Writing your first runbooks
Incidents are a stressful time for your team: your service isn't working the way you expect and your customers want to know what's going on. The last thing you want to do is let your team improvise everything when it comes to responding to incidents.
Google's own SRE book has great overall tips for incident management, part of which involves "develop(ing) and document(ing) your incident management procedures in advance", which this article dives into.
Table of Contents
- What is a runbook
- When to write your first runbook
- How to write a runbook
- Do not allow perfectionism to block you from releasing your runbooks
- Use new team members as a starting point
- Do not worry about automation (yet)
Depending on where you work, you'll hear different words describing relatively similar concepts around runbooks:
- Standard Operating Procedure (or SOP): a standard set of steps required by the business to perform a process or task
- Runbook: a set of steps required to respond to an incident or alert
- Playbook: what we call the overall set of steps when responding to an incident. Can involve several runbooks
You shouldn't worry too much about terminology, just know we're going to be writing instructions on how to perform the manual process of resolving an incident with a system your team runs.

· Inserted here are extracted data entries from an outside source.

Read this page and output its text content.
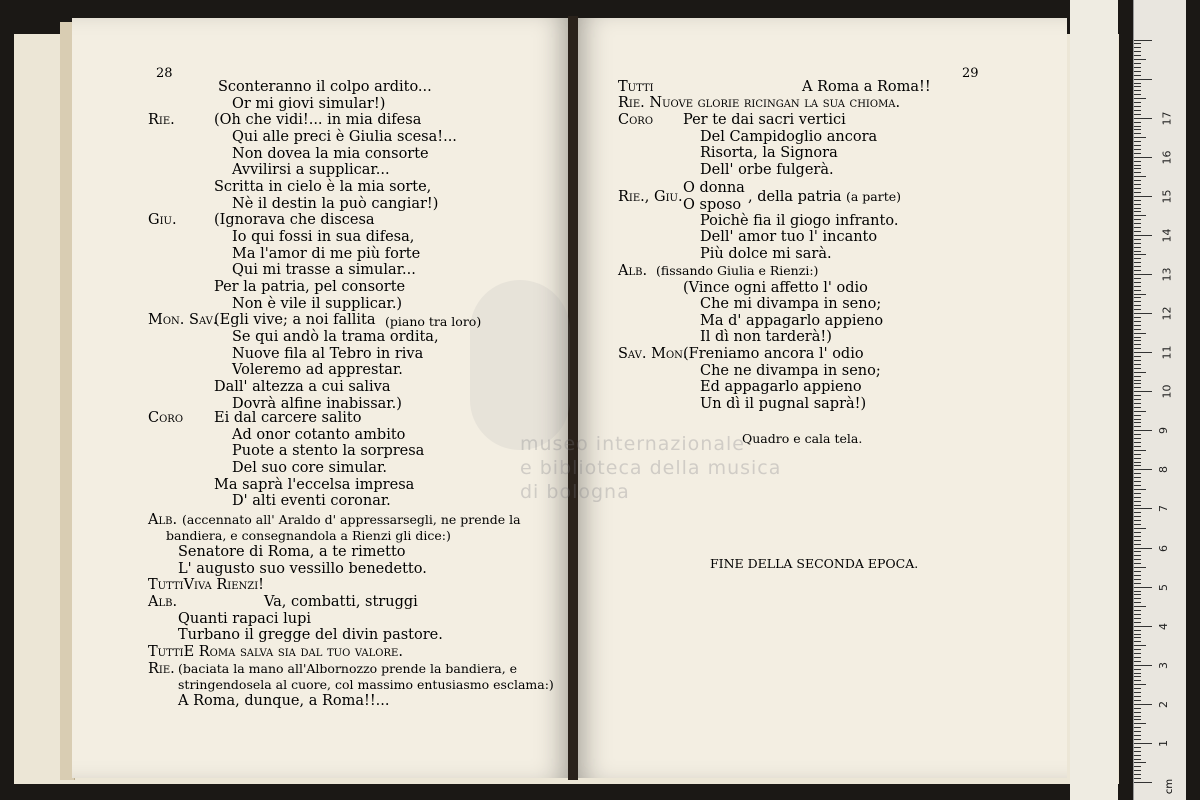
museo internazionale
e biblioteca della musica
di bologna
28	29
Sconteranno il colpo ardito...
Or mi giovi simular!)
Rie.	(Oh che vidi!... in mia difesa
Qui alle preci è Giulia scesa!...
Non dovea la mia consorte
Avvilirsi a supplicar...
Scritta in cielo è la mia sorte,
Nè il destin la può cangiar!)
Giu.	(Ignorava che discesa
Io qui fossi in sua difesa,
Ma l'amor di me più forte
Qui mi trasse a simular...
Per la patria, pel consorte
Non è vile il supplicar.)
Mon. Sav.
(Egli vive; a noi fallita (piano tra loro)
Se qui andò la trama ordita,
Nuove fila al Tebro in riva
Voleremo ad apprestar.
Dall' altezza a cui saliva
Dovrà alfine inabissar.)
Coro Ei dal carcere salito
Ad onor cotanto ambito
Puote a stento la sorpresa
Del suo core simular.
Ma saprà l'eccelsa impresa
D' alti eventi coronar.
Alb. (accennato all' Araldo d' appressarsegli, ne prende la
bandiera, e consegnandola a Rienzi gli dice:)
Senatore di Roma, a te rimetto
L' augusto suo vessillo benedetto.
TuttiViva Rienzi!
Alb.	Va, combatti, struggi
Quanti rapaci lupi
Turbano il gregge del divin pastore.
TuttiE Roma salva sia dal tuo valore.
Rie. (baciata la mano all'Albornozzo prende la bandiera, e
stringendosela al cuore, col massimo entusiasmo esclama:)
A Roma, dunque, a Roma!!...
Tutti	A Roma a Roma!!
Rie. Nuove glorie ricingan la sua chioma.
Coro Per te dai sacri vertici
Del Campidoglio ancora
Risorta, la Signora
Dell' orbe fulgerà.
Rie., Giu.
O donna
O sposo , della patria (a parte)
Poichè fia il giogo infranto.
Dell' amor tuo l' incanto
Più dolce mi sarà.
Alb. (fissando Giulia e Rienzi:)
(Vince ogni affetto l' odio
Che mi divampa in seno;
Ma d' appagarlo appieno
Il dì non tarderà!)
Sav. Mon.
(Freniamo ancora l' odio
Che ne divampa in seno;
Ed appagarlo appieno
Un dì il pugnal saprà!)
Quadro e cala tela.
FINE DELLA SECONDA EPOCA.
cm
17
16
15
14
13
12
11
10
9
8
7
6
5
4
3
2
1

Ideally, you would write a runbook as you're deploying a service for the first time. You would go through the manual process you take to resolve any issues that come up, and write down each step, in detail, so anyone on your team can follow it while half-asleep.
Realistically though, chances are you'll be writing your first runbook after something goes wrong. For a lot of organisations, it takes an incident to really examine the way you work and learn where the potential improvements are.
Most commonly, something will go wrong, it'll take your on-call engineer a few minutes to figure out what happened, page the team members that know what to do, and it'll take the team a few hours to resolve the issue.
During the post-incident review, someone will ask "why did it take so long to fix?", and one of the inevitable answers will be "we didn't have a runbook in place".
Honestly, anything is better than nothing. As time goes on, and your team gains operational experience, your runbooks will improve as gaps are found.
To start, you want to be documenting the manual steps necessary to get your service working again. You want to tell folks exactly what to do:
- Login to the Splunk dashboard at URL
- Run this query: "QUERY GOES HERE"
- In case of weird results, run this command: "COMMAND HERE"
- Weird results look like this: "SCREENSHOT GOES HERE"
In other words, favour explicit steps over implicit steps.
If any of your runbook steps say "Do the usual troubleshooting procedure", you need to rewrite that step, following the advice above.
If any step of your runbook contains "If you need to do X, follow the procedure here...", you need to explain the decision making process that leads the reader towards figuring out if they need to do X.
Depending on your organisation, you may have stakeholders that'll want every aspect of the system documented in the runbook before it's "ready".
Without feedback on using the runbook (such as during real or simulated incidents), you'll quickly start getting diminishing returns on the time you spend trying to perfect your runbooks.
You're better off spending that time resolving issues that cause common alerts to fire for your on-call engineers.
New team members are a gift for getting started, and improving your runbooks. They aren't yet affected by the curse of knowledge, and tend to be curious about how things work.
Have them sit in on incidents, join incident response chat rooms, and have them write down any questions they have as the incident is worked on. The questions they come up with are perfect starting points for a runbook.
Automating your runbooks comes later (chances are, it won't cover every single step of your runbook anyway).
To start with though, you're going to want to document the entire manual procedure before you begin to automate the easiest steps.
In short: write today, automate tomorrow.
If you're early in your incident response journey, your team isn't ready for automation. Your team likely has too much tribal knowledge, and needs to work on documenting their manual processes first.